In the pre-operative area on the day of the procedure, patients will be reminded of their
voluntary participation in the study (and their ability to withdraw at any time before or
after the surgery). At this time the individual who initially recruited/consented the patient
(e.g. Dr. Turker or Dr. Morin, henceforth "surgeon") will have the patient fill out the
demographic information portion of the Bier Block Research Data Collection Form which
includes the following: date of birth, sex, BMI, forearm circumference measured at greatest
circumference, and comorbidities. Next, the surgeon will fill out the procedure information
section of the data collection form which includes the following: date of the procedure, name
of the surgeon, name of the anesthesiologist, name of the procedure, and the side of the
procedure. At this point the patient may proceed to surgery.

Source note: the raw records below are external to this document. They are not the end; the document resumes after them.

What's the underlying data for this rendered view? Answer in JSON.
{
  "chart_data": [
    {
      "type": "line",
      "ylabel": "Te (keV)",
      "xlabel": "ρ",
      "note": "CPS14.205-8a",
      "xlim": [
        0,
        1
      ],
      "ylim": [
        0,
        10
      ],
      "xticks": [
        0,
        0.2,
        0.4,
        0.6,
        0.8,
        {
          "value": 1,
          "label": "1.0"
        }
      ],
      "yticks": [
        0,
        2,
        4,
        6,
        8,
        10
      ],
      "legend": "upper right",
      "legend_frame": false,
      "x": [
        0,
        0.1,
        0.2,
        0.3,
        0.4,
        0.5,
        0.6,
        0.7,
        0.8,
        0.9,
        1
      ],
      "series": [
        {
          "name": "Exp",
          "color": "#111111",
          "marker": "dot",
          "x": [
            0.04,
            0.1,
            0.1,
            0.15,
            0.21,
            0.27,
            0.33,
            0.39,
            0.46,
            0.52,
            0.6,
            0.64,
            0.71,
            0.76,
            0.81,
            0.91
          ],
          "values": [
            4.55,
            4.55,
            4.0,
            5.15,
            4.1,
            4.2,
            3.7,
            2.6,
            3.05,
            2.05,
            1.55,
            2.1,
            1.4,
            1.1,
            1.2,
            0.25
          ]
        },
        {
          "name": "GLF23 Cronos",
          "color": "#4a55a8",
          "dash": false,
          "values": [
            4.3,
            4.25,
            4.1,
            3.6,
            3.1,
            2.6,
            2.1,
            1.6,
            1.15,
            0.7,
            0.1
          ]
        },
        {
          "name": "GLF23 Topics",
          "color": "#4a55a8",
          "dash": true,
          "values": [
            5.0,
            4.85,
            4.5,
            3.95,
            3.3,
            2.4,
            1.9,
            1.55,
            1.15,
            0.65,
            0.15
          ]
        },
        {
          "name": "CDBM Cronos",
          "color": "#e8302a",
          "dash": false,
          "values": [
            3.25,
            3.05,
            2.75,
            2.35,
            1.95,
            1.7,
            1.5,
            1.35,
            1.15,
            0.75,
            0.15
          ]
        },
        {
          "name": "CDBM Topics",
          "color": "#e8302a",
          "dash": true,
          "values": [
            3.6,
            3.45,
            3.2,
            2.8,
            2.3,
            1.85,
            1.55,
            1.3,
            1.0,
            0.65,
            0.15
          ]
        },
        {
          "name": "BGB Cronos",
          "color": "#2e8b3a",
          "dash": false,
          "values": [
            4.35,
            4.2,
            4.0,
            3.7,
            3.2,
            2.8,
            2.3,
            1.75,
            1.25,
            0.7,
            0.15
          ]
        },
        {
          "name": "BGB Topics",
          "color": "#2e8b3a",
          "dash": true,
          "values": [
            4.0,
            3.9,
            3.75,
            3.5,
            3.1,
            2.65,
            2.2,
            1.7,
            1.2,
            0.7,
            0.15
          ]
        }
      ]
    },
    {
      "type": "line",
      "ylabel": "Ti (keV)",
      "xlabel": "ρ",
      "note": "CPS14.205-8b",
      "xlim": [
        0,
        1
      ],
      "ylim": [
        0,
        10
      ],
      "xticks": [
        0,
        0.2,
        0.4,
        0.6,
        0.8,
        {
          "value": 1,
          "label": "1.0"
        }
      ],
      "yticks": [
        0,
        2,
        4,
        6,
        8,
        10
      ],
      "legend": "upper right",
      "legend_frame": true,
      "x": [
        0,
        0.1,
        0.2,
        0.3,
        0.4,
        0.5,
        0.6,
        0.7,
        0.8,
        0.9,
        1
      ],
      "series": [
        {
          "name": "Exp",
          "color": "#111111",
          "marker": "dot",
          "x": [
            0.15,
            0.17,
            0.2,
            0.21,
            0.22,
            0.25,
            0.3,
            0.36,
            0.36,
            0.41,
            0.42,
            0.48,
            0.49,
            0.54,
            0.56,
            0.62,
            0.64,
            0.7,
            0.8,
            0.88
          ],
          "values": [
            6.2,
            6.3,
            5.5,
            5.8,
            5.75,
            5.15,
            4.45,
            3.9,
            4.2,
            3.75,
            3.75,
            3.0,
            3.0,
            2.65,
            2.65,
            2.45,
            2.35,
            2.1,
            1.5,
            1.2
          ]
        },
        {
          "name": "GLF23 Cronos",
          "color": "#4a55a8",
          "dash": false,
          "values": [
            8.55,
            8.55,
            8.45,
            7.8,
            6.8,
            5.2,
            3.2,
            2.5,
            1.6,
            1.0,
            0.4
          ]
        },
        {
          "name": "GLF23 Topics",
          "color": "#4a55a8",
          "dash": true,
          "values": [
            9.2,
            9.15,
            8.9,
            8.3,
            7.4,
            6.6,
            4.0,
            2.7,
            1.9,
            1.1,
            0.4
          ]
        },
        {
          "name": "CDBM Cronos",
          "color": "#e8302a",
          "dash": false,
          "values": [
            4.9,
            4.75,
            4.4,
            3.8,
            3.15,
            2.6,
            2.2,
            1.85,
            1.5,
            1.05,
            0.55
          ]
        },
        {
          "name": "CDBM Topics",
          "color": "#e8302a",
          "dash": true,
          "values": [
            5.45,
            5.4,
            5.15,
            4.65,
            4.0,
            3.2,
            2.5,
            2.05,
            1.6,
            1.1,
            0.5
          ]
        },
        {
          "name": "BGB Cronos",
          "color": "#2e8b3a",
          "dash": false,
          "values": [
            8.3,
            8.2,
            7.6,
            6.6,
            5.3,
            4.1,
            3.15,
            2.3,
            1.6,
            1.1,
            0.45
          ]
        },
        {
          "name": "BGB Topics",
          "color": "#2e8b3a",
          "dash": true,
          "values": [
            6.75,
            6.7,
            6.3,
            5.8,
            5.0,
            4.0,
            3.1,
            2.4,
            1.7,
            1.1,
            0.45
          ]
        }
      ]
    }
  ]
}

Intravenous anesthesia will be performed using a tourniquet, Esmarch bandage, an intravenous
line, and lidocaine diluted with normal saline. First, intravenous access will be obtained on
the surgical side, preferably on the dorsum of the hand (however it is standard procedure to
try the wrist or forearm if adequate intravenous access cannot be achieved on the dorsum of
the hand). Then, a double tourniquet will be applied to the upper arm. An Esmarch bandage
will be applied from the fingertips to the tourniquet with protection of the intravenous
line. The distal cuff of the tourniquet will then be inflated to 250-300 mmHg. The proximal
cuff will be immediately inflated to the same pressure and the Esmarch bandage will be
removed. The patient's radial pulse will be checked and the surgeon will then assess the arm
for adequate exsanguination prior to injection of 0.5-1% lidocaine, 25-50 milliliters,
depending on patient size and anesthesiologist choice. At this point, if the patient was
randomized to the study group, the Esmarch bandage will then be applied again in the exact
same fashion as above and then immediately removed (this is the ONLY research portion of the
study). If the patient was randomized to the control group, the reapplication of the Esmarch
bandage will be skipped. Next, the distal cuff will be deflated and the intravenous line on
the surgical side will be removed. Standard surgical preparation will commence while the Bier
block sets up. If the patient experiences tourniquet pain, the distal cuff will be inflated
and the proximal cuff will be deflated. The time to adequate block will be recorded on the
data collection form once the patient is no longer able to feel sharp sensation (typically
tested by gently poking skin with a sharp surgical instrument). If at any point during the
surgery the patient requires additional anesthesia to control pain, the Bier block will be
considered a failure. Once adequate pain control is achieved, the surgery proceeds in the
usual fashion. Only cases lasting less than 45 minutes will be included in the study. The
remainder of the data collection form will be filled out by the surgeon at the end of the
procedure and includes the following information: tourniquet time/pressure, block
success/failure, blood pressure at time of tourniquet, whether the Esmarch was applied twice,
anesthesia type/dose, anatomical IV placement, complications, and additional anesthesia
requirements. These completed data collection forms will then be immediately stored in a
locked cabinet in the Human Movement Biomechanics Lab (B103). Every week these forms will be
transferred to REDCap, and the hard copies will be destroyed securely.
To reiterate and emphasize, the reapplication of the Esmarch bandage is the only research
procedure. All other procedures are standard of care. This step may improve the time to
adequate block and quality of anesthesia.
After the data from each of the 80 patients' collection forms have been transferred to
REDCap, the research team will review and statistically analyze the data. The duration of
participation for patients is the length of surgery (in operating room time).